About Estate Planning
At its simplest, estate planning ensures YOUR wishes are followed and makes the estate process as easy for your loved ones as possible. An estate plan will help you reach your goals, whether you want to avoid probate, minimize taxes, ensure your children are taken care of, or enforce your wishes regarding medical treatment even if you are unconscious.
There are a variety of legal estate planning tools you can use. Some of the more common tools include:
- Revocable living trusts: A revocable living trust is a trust that you can change or revoke if you (and your spouse, depending on the circumstances) are alive. These trusts are very popular since they allow your assets to pass without going through probate, enable tax minimization strategies, and can realize your wishes regarding the distribution of your wealth. In addition, you can have your revocable trust create specialized trusts (such as a pet trust or special needs trust) upon death. There are different types of revocable trusts, such as disclaimer trusts, A/B trusts, “intentionally defective” marital deduction trusts, qualified terminable interest property (“QTIP”) trusts, and more. The type of trust that is best for you will depend on how you want your property distributed, how much control you want your partner or spouse to have, and your asset level.
- Irrevocable trusts: If you create an irrevocable trust, you will be limited in what you can do to modify the terms. These types of trusts include life insurance trusts, intentionally defective grantor trusts, first-party special needs trusts, educational trusts, qualified personal residence trusts, charitable remainder trusts, and others. These trusts are typically used for tax benefits or to ensure government (or other) benefits are not minimized or eliminated when the beneficiary receives their inheritance.
- Last Will and Testament: A will allows you to direct how you want your wealth distributed so it goes to the people you choose rather than by the rules established by the state. However, any assets governed by the will have to go through probate so typically in California a will is only recommended either when the estate qualifies as a small estate, or as a fail-safe when all the estate assets should be in a trust or pass by beneficiary designation. When a will is paired with a trust, typically it will be a “pour-over” will that simply transfers any probate assets to the trust.

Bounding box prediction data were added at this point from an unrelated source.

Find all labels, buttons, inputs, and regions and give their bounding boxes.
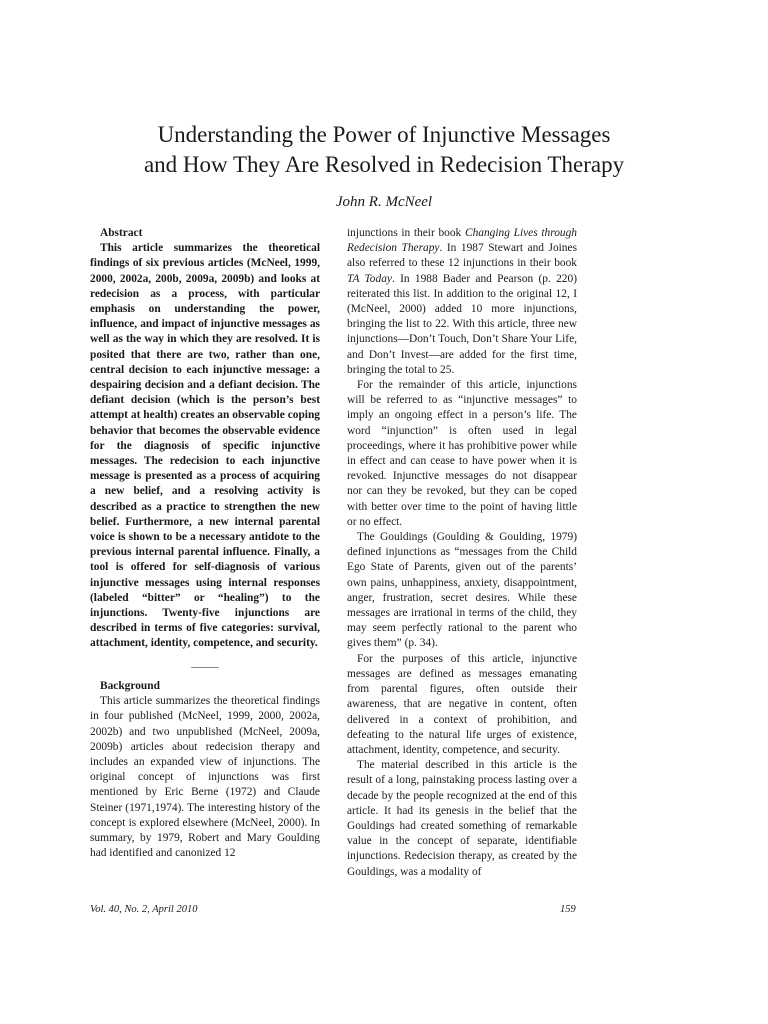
title-line-1: Understanding the Power of Injunctive Messages (157, 122, 611, 147)
background-text: This article summarizes the theoretical findings in four published (McNeel, 1999, 2000, 2002a, 2002b) and two unpublished (McNeel, 2009a, 2009b) articles about redecision therapy and includes an expanded view of injunctions. The original concept of injunctions was first mentioned by Eric Berne (1972) and Claude Steiner (1971,1974). The interesting history of the concept is explored elsewhere (McNeel, 2000). In summary, by 1979, Robert and Mary Goulding had identified and canonized 12 (90, 695, 320, 860)
section-separator: _____ (191, 656, 219, 669)
right-column (347, 226, 577, 880)
right-paragraph-3: The Gouldings (Goulding & Goulding, 1979) defined injunctions as “messages from the Child Ego State of Parents, given out of the parents’ own pains, unhappiness, anxiety, disappointment, anger, frustration, secret desires. While these messages are irrational in terms of the child, they may seem perfectly rational to the parent who gives them” (p. 34). (347, 531, 577, 650)
book-title-changing-lives: Changing Lives through Redecision Therapy (347, 227, 578, 255)
abstract-text: This article summarizes the theoretical findings of six previous articles (McNeel, 1999, 2000, 2002a, 200b, 2009a, 2009b) and looks at redecision as a process, with particular emphasis on understanding the power, influence, and impact of injunctive messages as well as the way in which they are resolved. It is posited that there are two, rather than one, central decision to each injunctive message: a despairing decision and a defiant decision. The defiant decision (which is the person’s best attempt at health) creates an observable coping behavior that becomes the observable evidence for the diagnosis of specific injunctive messages. The redecision to each injunctive message is presented as a process of acquiring a new belief, and a resolving activity is described as a practice to strengthen the new belief. Furthermore, a new internal parental voice is shown to be a necessary antidote to the previous internal parental influence. Finally, a tool is offered for self-diagnosis of various injunctive messages using internal responses (labeled “bitter” or “healing”) to the injunctions. Twenty-five injunctions are described in terms of five categories: survival, attachment, identity, competence, and security. (90, 242, 320, 650)
right-paragraph-5: The material described in this article is the result of a long, painstaking process lasting over a decade by the people recognized at the end of this article. It had its genesis in the belief that the Gouldings had created something of remarkable value in the concept of separate, identifiable injunctions. Redecision therapy, as created by the Gouldings, was a modality of (347, 759, 577, 878)
page-number: 159 (560, 904, 576, 915)
right-paragraph-1 (347, 226, 577, 378)
text-span: injunctions in their book (347, 227, 465, 239)
journal-citation: Vol. 40, No. 2, April 2010 (90, 904, 198, 915)
left-column (90, 226, 320, 861)
book-title-ta-today: TA Today (347, 272, 392, 285)
right-paragraph-4: For the purposes of this article, injunctive messages are defined as messages emanating from parental figures, often outside their awareness, that are negative in content, often delivered in a context of prohibition, and defeating to the natural life urges of existence, attachment, identity, competence, and security. (347, 652, 577, 756)
abstract-heading: Abstract (100, 227, 143, 239)
text-span: . In 1987 Stewart and Joines also referred to these 12 injunctions in their book (347, 242, 577, 270)
author-name: John R. McNeel (335, 194, 433, 210)
background-heading: Background (100, 679, 160, 692)
text-span: . In 1988 Bader and Pearson (p. 220) reiterated this list. In addition to the original 12, I (McNeel, 2000) added 10 more injunctions, bringing the list to 22. With this article, three new injunctions—Don’t Touch, Don’t Share Your Life, and Don’t Invest—are added for the first time, bringing the total to 25. (347, 272, 577, 376)
right-paragraph-2: For the remainder of this article, injunctions will be referred to as “injunctive messages” to imply an ongoing effect in a person’s life. The word “injunction” is often used in legal proceedings, where it has prohibitive power while in effect and can cease to have power when it is revoked. Injunctive messages do not disappear nor can they be revoked, but they can be coped with better over time to the point of having little or no effect. (347, 379, 577, 528)
title-line-2: and How They Are Resolved in Redecision Therapy (143, 152, 625, 177)
article-title (60, 120, 708, 180)
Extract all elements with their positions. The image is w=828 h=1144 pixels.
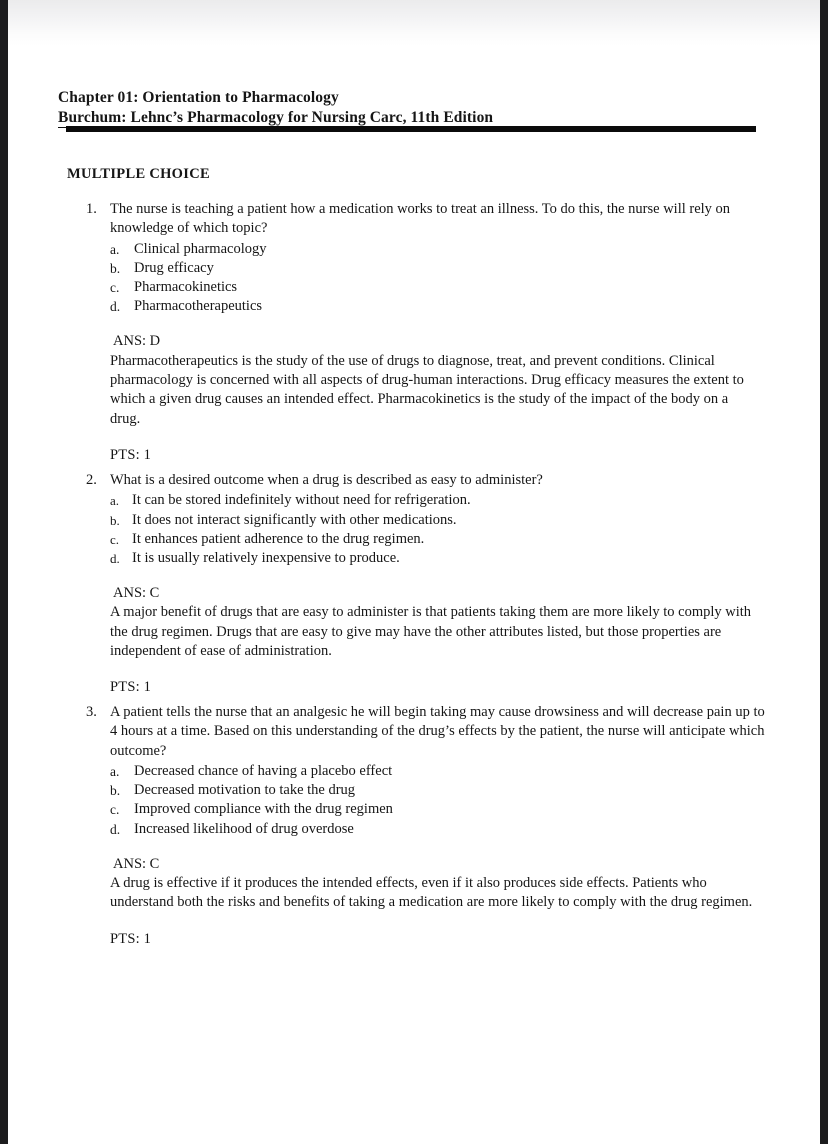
answer-label: ANS: D — [113, 333, 161, 350]
question-item — [8, 471, 820, 568]
points-line: PTS: 1 — [110, 679, 152, 696]
question-block-2 — [8, 471, 820, 698]
option-text: Drug efficacy — [134, 259, 214, 276]
points-line: PTS: 1 — [110, 930, 152, 947]
question-stem: What is a desired outcome when a drug is described as easy to administer? — [110, 472, 543, 488]
answer-block — [8, 332, 820, 428]
question-item — [8, 200, 820, 316]
option-text: Improved compliance with the drug regimen — [134, 801, 393, 818]
option-letter: d. — [110, 550, 120, 566]
option-b[interactable] — [110, 259, 765, 278]
document-header — [58, 88, 758, 128]
option-letter: b. — [110, 512, 120, 528]
chapter-title: Chapter 01: Orientation to Pharmacology — [58, 89, 339, 106]
option-text: It is usually relatively inexpensive to produce. — [132, 549, 400, 566]
option-letter: c. — [110, 802, 120, 818]
question-number: 2. — [86, 472, 97, 488]
option-letter: b. — [110, 783, 121, 799]
question-number: 3. — [86, 704, 97, 720]
question-item — [8, 703, 820, 839]
option-text: It can be stored indefinitely without need for refrigeration. — [132, 492, 471, 509]
option-list — [110, 491, 765, 568]
option-text: Clinical pharmacology — [134, 240, 267, 257]
answer-block — [8, 855, 820, 913]
option-list — [110, 240, 765, 317]
option-b[interactable] — [110, 781, 765, 800]
option-letter: c. — [110, 531, 120, 547]
option-a[interactable] — [110, 762, 765, 781]
header-divider-rule — [66, 126, 756, 132]
option-text: Decreased motivation to take the drug — [134, 782, 356, 799]
option-letter: b. — [110, 260, 121, 276]
option-letter: a. — [110, 493, 120, 509]
option-letter: d. — [110, 299, 121, 315]
answer-label: ANS: C — [113, 855, 160, 872]
option-text: Pharmacokinetics — [134, 279, 238, 295]
option-b[interactable] — [110, 511, 765, 530]
option-text: Decreased chance of having a placebo effect — [134, 762, 393, 779]
option-list — [110, 762, 765, 839]
question-stem: The nurse is teaching a patient how a medication works to treat an illness. To do this, the nurse will rely on knowledge of which topic? — [110, 201, 731, 237]
option-letter: a. — [110, 763, 120, 779]
option-letter: a. — [110, 241, 120, 257]
option-a[interactable] — [110, 240, 765, 259]
section-title: MULTIPLE CHOICE — [67, 166, 210, 182]
option-a[interactable] — [110, 491, 765, 510]
option-d[interactable] — [110, 297, 765, 316]
question-stem: A patient tells the nurse that an analgesic he will begin taking may cause drowsiness and will decrease pain up to 4 hours at a time. Based on this understanding of the drug’s effects by the patient, the nurse will anticipate which outcome? — [110, 704, 765, 759]
document-content — [8, 0, 820, 1144]
answer-rationale: A drug is effective if it produces the intended effects, even if it also produces side effects. Patients who understand both the risks and benefits of taking a medication are more likely to comply with the drug regimen. — [110, 875, 753, 911]
question-block-3 — [8, 703, 820, 949]
question-number: 1. — [86, 201, 97, 217]
option-c[interactable] — [110, 800, 765, 819]
option-letter: d. — [110, 821, 121, 837]
option-d[interactable] — [110, 549, 765, 568]
option-text: It does not interact significantly with other medications. — [132, 511, 457, 528]
option-letter: c. — [110, 280, 120, 295]
book-title: Burchum: Lehnc’s Pharmacology for Nursing Carc, 11th Edition — [58, 108, 493, 129]
answer-rationale: A major benefit of drugs that are easy to administer is that patients taking them are more likely to comply with the drug regimen. Drugs that are easy to give may have the other attributes listed, but those properties are independent of ease of administration. — [110, 604, 752, 659]
answer-label: ANS: C — [113, 585, 160, 602]
answer-rationale: Pharmacotherapeutics is the study of the use of drugs to diagnose, treat, and prevent conditions. Clinical pharmacology is concerned with all aspects of drug-human interactions. Drug efficacy measures the extent to which a given drug causes an intended effect. Pharmacokinetics is the study of the impact of the body on a drug. — [110, 352, 744, 427]
option-c[interactable] — [110, 278, 765, 297]
document-page — [8, 0, 820, 1144]
option-text: Pharmacotherapeutics — [134, 298, 263, 315]
question-block-1 — [8, 200, 820, 465]
answer-block — [8, 584, 820, 661]
option-text: It enhances patient adherence to the drug regimen. — [132, 530, 425, 547]
option-c[interactable] — [110, 530, 765, 549]
option-d[interactable] — [110, 820, 765, 839]
points-line: PTS: 1 — [110, 446, 152, 463]
option-text: Increased likelihood of drug overdose — [134, 820, 354, 837]
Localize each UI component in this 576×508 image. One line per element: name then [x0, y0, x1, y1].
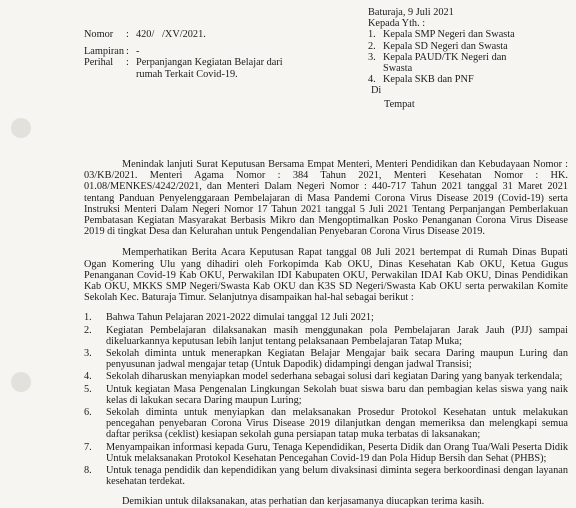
list-item: 3. Sekolah diminta untuk menerapkan Kegiatan Belajar Mengajar baik secara Daring maupun Luring dan penyusunan jadwal mengajar tetap (Untuk Dapodik) didampingi dengan jadwal Transisi; — [84, 348, 568, 371]
nomor-row: Nomor : 420/ /XV/2021. — [84, 29, 374, 40]
list-item: 5. Untuk kegiatan Masa Pengenalan Lingkungan Sekolah buat siswa baru dan pembagian kelas siswa yang naik kelas di lakukan secara Daring maupun Luring; — [84, 383, 568, 406]
list-item: 4. Sekolah diharuskan menyiapkan model sederhana sebagai solusi dari kegiatan Daring yang banyak terkendala; — [84, 371, 563, 383]
di-label: Di — [371, 85, 382, 97]
recipient-block — [368, 7, 573, 110]
to-label: Kepada Yth. : — [368, 18, 426, 30]
perihal-value: Perpanjangan Kegiatan Belajar dari rumah Terkait Covid-19. — [136, 57, 283, 80]
letter-body — [84, 159, 568, 508]
paragraph-meeting: Memperhatikan Berita Acara Keputusan Rapat tanggal 08 Juli 2021 bertempat di Rumah Dinas Bupati Ogan Komering Ulu yang dihadiri oleh Forkopimda Kab OKU, Dinas Kesehatan Kab OKU, Ketua Gugus Penanganan Covid-19 Kab OKU, Perwakilan IDI Kabupaten OKU, Perwakilan IDAI Kab OKU, Dinas Pendidikan Kab OKU, MKKS SMP Negeri/Swasta Kab OKU dan K3S SD Negeri/Swasta Kab OKU serta perwakilan Komite Sekolah Kec. Baturaja Timur. Selanjutnya disampaikan hal-hal sebagai berikut : — [84, 247, 568, 304]
recipient-item: 3. Kepala PAUD/TK Negeri dan Swasta — [368, 51, 507, 74]
closing-paragraph: Demikian untuk dilaksanakan, atas perhatian dan kerjasamanya diucapkan terima kasih. — [122, 496, 485, 508]
list-item: 8. Untuk tenaga pendidik dan kependidikan yang belum divaksinasi diminta segera berkoordinasi dengan layanan kesehatan terdekat. — [84, 465, 568, 488]
lampiran-row: Lampiran : - — [84, 46, 140, 58]
list-item: 7. Menyampaikan informasi kepada Guru, Tenaga Kependidikan, Peserta Didik dan Orang Tua/Wali Peserta Didik Untuk melaksanakan Protokol Kesehatan Pencegahan Covid-19 dan Pola Hidup Bersih dan Sehat (PHBS); — [84, 441, 568, 464]
nomor-value: 420/ /XV/2021. — [136, 29, 206, 40]
list-item: 6. Sekolah diminta untuk menyiapkan dan melaksanakan Prosedur Protokol Kesehatan untuk melakukan pencegahan penyebaran Corona Virus Disease 2019 dilanjutkan dengan memeriksa dan melengkapi semua daftar periksa (ceklist) kesiapan sekolah guna persiapan tatap muka terbatas di laksanakan; — [84, 407, 568, 441]
paragraph-intro: Menindak lanjuti Surat Keputusan Bersama Empat Menteri, Menteri Pendidikan dan Kebudayaan Nomor : 03/KB/2021. Menteri Agama Nomor : 384 Tahun 2021, Menteri Kesehatan Nomor : HK. 01.08/MENKES/4242/2021, dan Menteri Dalam Negeri Nomor : 440-717 Tahun 2021 tanggal 31 Maret 2021 tentang Panduan Penyelenggaraan Pembelajaran di Masa Pandemi Corona Virus Disease 2019 (Covid-19) serta Instruksi Menteri Dalam Negeri Nomor 17 Tahun 2021 tanggal 5 Juli 2021 Tentang Perpanjangan Pemberlakuan Pembatasan Kegiatan Masyarakat Berbasis Mikro dan Mengoptimalkan Posko Penanganan Corona Virus Disease 2019 di tingkat Desa dan Kelurahan untuk Pengendalian Penyebaran Corona Virus Disease 2019. — [84, 159, 568, 238]
place-date: Baturaja, 9 Juli 2021 — [368, 7, 454, 18]
recipient-item: 4. Kepala SKB dan PNF — [368, 74, 474, 86]
tempat-label: Tempat — [384, 98, 415, 110]
recipient-item: 2. Kepala SD Negeri dan Swasta — [368, 40, 508, 52]
punch-hole — [11, 118, 31, 138]
recipient-item: 1. Kepala SMP Negeri dan Swasta — [368, 29, 515, 41]
letter-meta — [84, 29, 374, 80]
recipient-list — [368, 29, 573, 85]
list-item: 1. Bahwa Tahun Pelajaran 2021-2022 dimulai tanggal 12 Juli 2021; — [84, 312, 374, 324]
points-list — [84, 312, 568, 487]
list-item: 2. Kegiatan Pembelajaran dilaksanakan masih menggunakan pola Pembelajaran Jarak Jauh (PJJ) sampai dikeluarkannya keputusan lebih lanjut tentang pelaksanaan Pembelajaran Tatap Muka; — [84, 324, 568, 347]
punch-hole — [11, 372, 31, 392]
perihal-row: Perihal : Perpanjangan Kegiatan Belajar dari rumah Terkait Covid-19. — [84, 57, 374, 79]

- Power of Attorney: In a power of attorney, you designate an agent to manage your affairs if you are unable to do so. These documents are essential in any emergency. For example, if you are in an auto accident and are temporarily incapacitated, you need someone to have access to your financial accounts so your mortgage (or car loan or…) can be paid so it is still there for you when you return home. These powers can be limited (for example, only the power to take action with a specific category such as health care) or they can be broad. These documents can also be general (ending upon incapacity) or durable (lasting past incapacity). Finally, they can also go into effect immediately or you can have a “springing” power of attorney that only goes into effect if a certain event happens, such as having a doctor certify that you are incapacitated.
- Advance Health Care Directive: In California, an advance health care directive typically combines both a power of attorney over health care decisions by assigning an agent and outlining the agent’s powers along with a living will which allows you to give instructions for your medical treatment. This may also be paired with an advance dementia directive which provides specific instructions in the event you have late-stage Alzheimer’s. These documents are essential to ensure not only that your wishes are followed regarding end-of-life care, but also to help alleviate the burden your family faces in making those decisions as they will have guidance to follow.